Is your interior design business ready for a new hire?

How Prepared are you to hire a virtual interiro design assistant?

How many times have you sat there, feeling overwhelmed, whishing you had help, but then thinking…it would take me longer to have someone help than to do this myself. How would I even find the right person? I can't afford to hire anyone...So you pick yourself up, sip that next sip of coffee and plug away at that ever growing to-do list. You’re not alone and it’s a common story. I’ll be honest, you might be totally right, but it doesn’t have to be that way. The majority of times when we work with someone who struggles to fulfill their hours, its for a few reasons:

  • They are struggling to relinquish control

  • Their project data is not organized in a away that supposrts project hand-offs

  • They might be spending more time on their communication than actual work, which reduces what they can pass off.

I'll address each of these and how you can better prepare your design business to help to reduce the overwhelm.

If you are struggling to relinquish control-

Welcome to the club, friend. It's HARD to let things go, but I bet if you really think about it, there are some more low-risk tasks you can hand off that will save you some time. Yes, it might take a little extra time to explain your tasks and standards in the beginning, but I promise, once you get through that phase, it's smooth sailing. Some easy low-risk, low-impact tasks you can hand off.

• Vendor and product research • Product sourcing • Data review (concerned whether or not what you paid for has been invoiced?) • Scheduling • Email management • Order Tracking • Order payments • Floorplans/renders that can easily be reviewed.
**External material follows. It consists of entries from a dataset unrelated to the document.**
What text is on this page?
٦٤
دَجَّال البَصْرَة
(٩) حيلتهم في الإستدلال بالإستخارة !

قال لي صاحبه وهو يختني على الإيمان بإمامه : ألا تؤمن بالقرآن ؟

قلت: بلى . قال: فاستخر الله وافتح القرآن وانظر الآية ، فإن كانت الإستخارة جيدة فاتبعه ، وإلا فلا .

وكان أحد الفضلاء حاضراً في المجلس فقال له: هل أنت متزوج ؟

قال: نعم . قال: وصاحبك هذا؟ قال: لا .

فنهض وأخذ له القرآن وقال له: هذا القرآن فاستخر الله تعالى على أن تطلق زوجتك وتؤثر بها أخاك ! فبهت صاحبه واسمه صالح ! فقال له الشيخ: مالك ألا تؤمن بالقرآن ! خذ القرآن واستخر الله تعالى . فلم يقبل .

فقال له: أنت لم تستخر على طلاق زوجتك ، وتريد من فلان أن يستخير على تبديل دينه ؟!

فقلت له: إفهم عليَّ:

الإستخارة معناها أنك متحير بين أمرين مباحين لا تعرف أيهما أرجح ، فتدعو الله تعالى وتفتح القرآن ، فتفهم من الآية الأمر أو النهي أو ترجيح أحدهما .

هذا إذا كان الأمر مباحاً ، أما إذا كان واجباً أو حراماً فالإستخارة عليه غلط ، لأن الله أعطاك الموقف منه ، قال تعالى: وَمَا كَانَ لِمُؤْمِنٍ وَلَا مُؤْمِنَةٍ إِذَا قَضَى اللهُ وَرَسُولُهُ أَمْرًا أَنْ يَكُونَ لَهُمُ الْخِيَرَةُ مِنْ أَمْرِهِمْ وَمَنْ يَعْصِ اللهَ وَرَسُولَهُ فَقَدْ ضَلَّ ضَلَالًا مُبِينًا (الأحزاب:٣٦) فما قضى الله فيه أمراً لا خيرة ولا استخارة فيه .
These tasks might be little items, but little items add up. Product tracking can take around 2 hours a week for regular follow-up, data review can be at least another hour, email management, another hour…by hiring a virtual assistant are staff member, you might just get yourself another four hours a week. It’s time to go get that pedicure/facial you have been delaying and up your self-care game or, perhaps, develop that next stage of your business.
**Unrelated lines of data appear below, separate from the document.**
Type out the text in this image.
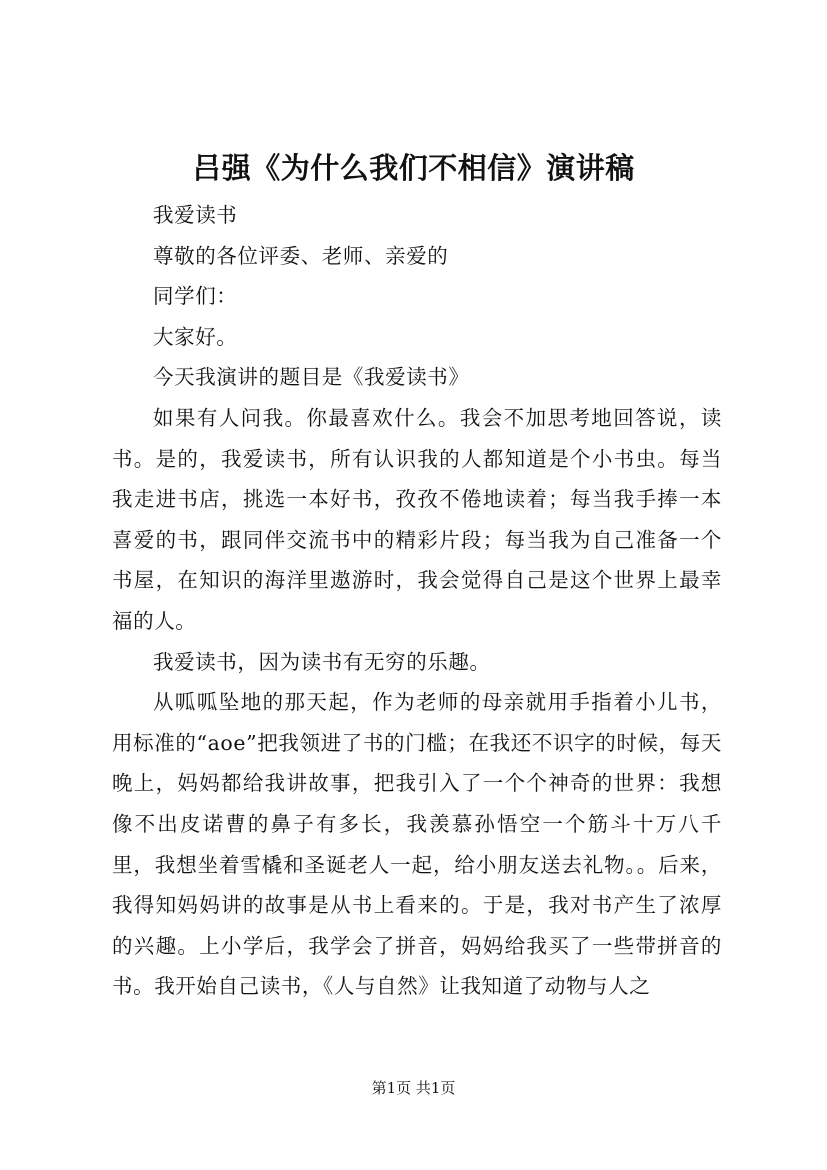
吕强《为什么我们不相信》演讲稿

我爱读书

尊敬的各位评委、老师、亲爱的

同学们：

大家好。

今天我演讲的题目是《我爱读书》

如果有人问我。你最喜欢什么。我会不加思考地回答说，读书。是的，我爱读书，所有认识我的人都知道是个小书虫。每当我走进书店，挑选一本好书，孜孜不倦地读着；每当我手捧一本喜爱的书，跟同伴交流书中的精彩片段；每当我为自己准备一个书屋，在知识的海洋里遨游时，我会觉得自己是这个世界上最幸福的人。

我爱读书，因为读书有无穷的乐趣。

从呱呱坠地的那天起，作为老师的母亲就用手指着小儿书，用标准的“aoe”把我领进了书的门槛；在我还不识字的时候，每天晚上，妈妈都给我讲故事，把我引入了一个个神奇的世界：我想像不出皮诺曹的鼻子有多长，我羡慕孙悟空一个筋斗十万八千里，我想坐着雪橇和圣诞老人一起，给小朋友送去礼物。。后来，我得知妈妈讲的故事是从书上看来的。于是，我对书产生了浓厚的兴趣。上小学后，我学会了拼音，妈妈给我买了一些带拼音的书。我开始自己读书，《人与自然》让我知道了动物与人之

第1页 共1页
If your project data is not organized-

Again, you are in good company. If you have been working solo, you might not be thinking about how you are going to share information in the future and if you are just trying to survive, you might be taking the path of least resistance. In this case I cannot stress enough using storage back-up programs like Dropbox, which will allow you to share a link , and project management programs like Ivy and My Doma that allow you to organize design project data. Using these programs makes sharing information as easy as sharing a link and/or log-in with yoru virtual design assistant! And never underestimate the value of pictures and drawings (even sloppiest of them) in conveying your vision.

If your find your day/week is dominated by communication-

I get it, you want to be available for your client. Good on you for making time, BUT if you are spending the majority of your time in back and forth communication, it might signal another issue. No judgement, I have been there myself and I wouldn't be honest if I said I didn't find myself there still on occasion.

First of all, you might be making yourself TOO available. This is a really hard lesson to learn and I learned it the hardest way in my first year of business. I would quite honestly spend 10+ hours a week on calls that made me NO money. My idea was that even if someone wasn't considering hiring me, a phone call might make the difference. That was an entire day of work lost. I realized that I needed a new system which is when I stopped providing my phone number to clients and began using a project management system for communication. It allows me to communicate with my clients purposefully and, when needed, we schedule calls to review projects. The project management system allows clients to see the status of a project at anytime by viewing our notes and comments, which typically reduces the needs for calls and check-ins.

Second, again, it might be a system breakdown. If you are spending all your time with back and forth communication, it might indicate that there are too many plates in the air, which might be easily resolved by handing off tasks like those listed above. Not to mention, if not onboarded properly, your clients might not know what to expect from working with you (We have a course/guide on that here) which can be a major time-suck as you try to keep confused clients informed as the project evolves.

Before you hire, know that introducing anyone into your business can be a challenege and can take a minute to get used to, especially if it is virtual. We have found that while some clients are ready to hand tasks of right away with ease, other's might need a month or two to introduce it into their routine and allow it to make sense for their business. Whatever your process, know that you are not alone, you can afford the help you need and your goals are definitely with-in reach!